Il faut faire passer cette question du plan politique, éthique, d’appartenance nationale – monde grec ou monde russe ou slave – au plan religieux, c’est-à-dire sur le plan de la fidélité à l’Église et à ses principes. J’espère vraiment que la composante religieuse prendra le dessus sur la composante ethnique, culturelle, etc.
- L’Ukraine orthodoxe est la première à souffrir de cette obstination ethnique ?

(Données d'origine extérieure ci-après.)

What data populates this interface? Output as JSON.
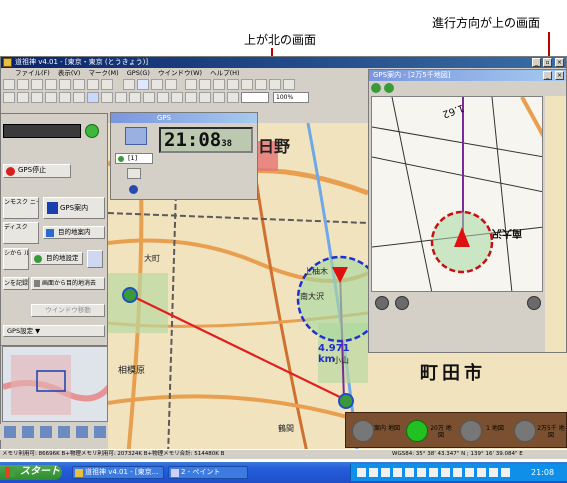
{
  "callouts": {
    "north_up": "上が北の画面",
    "heading_up": "進行方向が上の画面"
  },
  "main_window": {
    "title": "道祖神 v4.01 - [東京・東京 (とうきょう)]",
    "menus": [
      "ファイル(F)",
      "表示(V)",
      "マーク(M)",
      "GPS(G)",
      "ウインドウ(W)",
      "ヘルプ(H)"
    ],
    "zoom_select": "100%"
  },
  "gps_panel": {
    "title": "GPS",
    "clock": "21:08",
    "clock_seconds": "38",
    "channel_select": "[1]"
  },
  "side_panel": {
    "buttons": [
      "GPS停止",
      "ンモスク ニー",
      "GPS案内",
      "ディスク",
      "目的地案内",
      "シから ルーで",
      "目的地設定",
      "ンを記録",
      "画面から目的地消去",
      "ウインドウ移動"
    ],
    "gps_settings": "GPS設定 ▼"
  },
  "map": {
    "distance_label": "4.971 km",
    "city_label": "町田市",
    "places": [
      "日野",
      "上柚木",
      "南大沢",
      "相模原",
      "鶴間",
      "大町",
      "小山"
    ]
  },
  "guide_window": {
    "title": "GPS案内 - [2万5千地図]",
    "places": [
      "南大沢",
      "1.62"
    ]
  },
  "scale_panel": {
    "buttons": [
      {
        "label": "案内 地図",
        "active": false
      },
      {
        "label": "20万 地図",
        "active": true
      },
      {
        "label": "1 地図",
        "active": false
      },
      {
        "label": "2万5千 地図",
        "active": false
      }
    ]
  },
  "status_bar": {
    "left": "メモリ利用可: 86696K B+物理メモリ利用可: 207324K B+物理メモリ合計: 514480K B",
    "right": "WGS84: 35° 38' 43.347\" N ; 139° 16' 39.084\" E"
  },
  "taskbar": {
    "start": "スタート",
    "tasks": [
      "道祖神 v4.01 - [東京...",
      "2 - ペイント"
    ],
    "clock": "21:08"
  },
  "colors": {
    "title_active": "#0a246a",
    "route_line": "#e02020",
    "heading_arrow": "#e01010",
    "guide_circle": "#c81010",
    "map_circle_border": "#1f2fd0",
    "taskbar": "#245edb",
    "start_button": "#2e8b2e"
  }
}
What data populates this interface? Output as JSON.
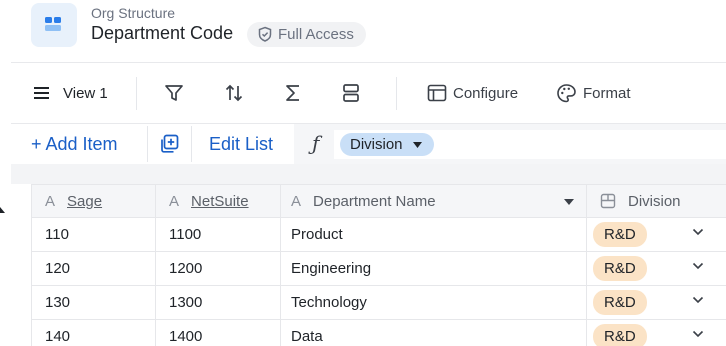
{
  "header": {
    "breadcrumb": "Org Structure",
    "title": "Department Code",
    "access_label": "Full Access",
    "app_icon": "grid-app-icon",
    "accent_color": "#1a5fc7"
  },
  "toolbar": {
    "view_label": "View 1",
    "configure_label": "Configure",
    "format_label": "Format",
    "icons": [
      "menu-icon",
      "filter-icon",
      "sort-icon",
      "sum-icon",
      "group-icon",
      "configure-icon",
      "palette-icon"
    ]
  },
  "actions": {
    "add_item_label": "+ Add Item",
    "edit_list_label": "Edit List",
    "formula_symbol": "ƒ",
    "formula_chip_label": "Division"
  },
  "table": {
    "columns": [
      {
        "label": "Sage",
        "icon": "text-field-icon"
      },
      {
        "label": "NetSuite",
        "icon": "text-field-icon"
      },
      {
        "label": "Department Name",
        "icon": "text-field-icon"
      },
      {
        "label": "Division",
        "icon": "layout-field-icon"
      }
    ],
    "rows": [
      {
        "sage": "110",
        "netsuite": "1100",
        "name": "Product",
        "division": "R&D"
      },
      {
        "sage": "120",
        "netsuite": "1200",
        "name": "Engineering",
        "division": "R&D"
      },
      {
        "sage": "130",
        "netsuite": "1300",
        "name": "Technology",
        "division": "R&D"
      },
      {
        "sage": "140",
        "netsuite": "1400",
        "name": "Data",
        "division": "R&D"
      }
    ],
    "division_badge_color": "#fbe3c6"
  }
}
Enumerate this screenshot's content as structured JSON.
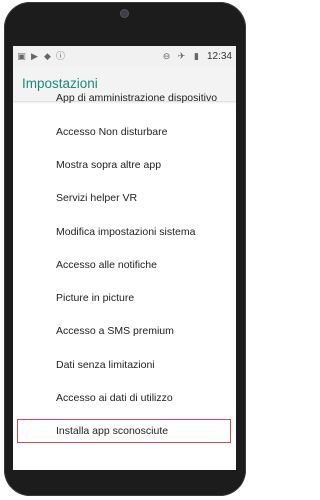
{
  "status_bar": {
    "left_icons": [
      "sim-icon",
      "play-store-icon",
      "android-icon",
      "info-icon"
    ],
    "right_icons": [
      "do-not-disturb-icon",
      "airplane-icon",
      "battery-icon"
    ],
    "time": "12:34"
  },
  "app_bar": {
    "title": "Impostazioni"
  },
  "settings_list": {
    "items": [
      {
        "label": "App di amministrazione dispositivo",
        "partially_visible": true
      },
      {
        "label": "Accesso Non disturbare"
      },
      {
        "label": "Mostra sopra altre app"
      },
      {
        "label": "Servizi helper VR"
      },
      {
        "label": "Modifica impostazioni sistema"
      },
      {
        "label": "Accesso alle notifiche"
      },
      {
        "label": "Picture in picture"
      },
      {
        "label": "Accesso a SMS premium"
      },
      {
        "label": "Dati senza limitazioni"
      },
      {
        "label": "Accesso ai dati di utilizzo"
      },
      {
        "label": "Installa app sconosciute",
        "highlighted": true
      }
    ]
  },
  "colors": {
    "accent": "#168c7c",
    "highlight_border": "#d14b55",
    "appbar_bg": "#f3f3f3",
    "statusbar_bg": "#f1f1f1"
  }
}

- J’aimerais que les Grecs orthodoxes comprennent qu’à cause de l’opposition entre Constantinople et Moscou, c’est l’Ukraine qui souffre. Parce que ce sont nos églises qu’on nous prend, ce sont nos gens qui sont chassés de leurs paroisses, c’est chez nous qu’on prend des lois discriminatoires. C’est l’Église orthodoxe ukrainienne qui souffre.
Nous sommes l’Église dans le plein sens de ce terme. L’EOd’U n’est pas une Église à part entière. C’est pourquoi c’est précisémnet l’Ukraine orthodoxe qui souffre le plus et qui est la victime de cette entreprise.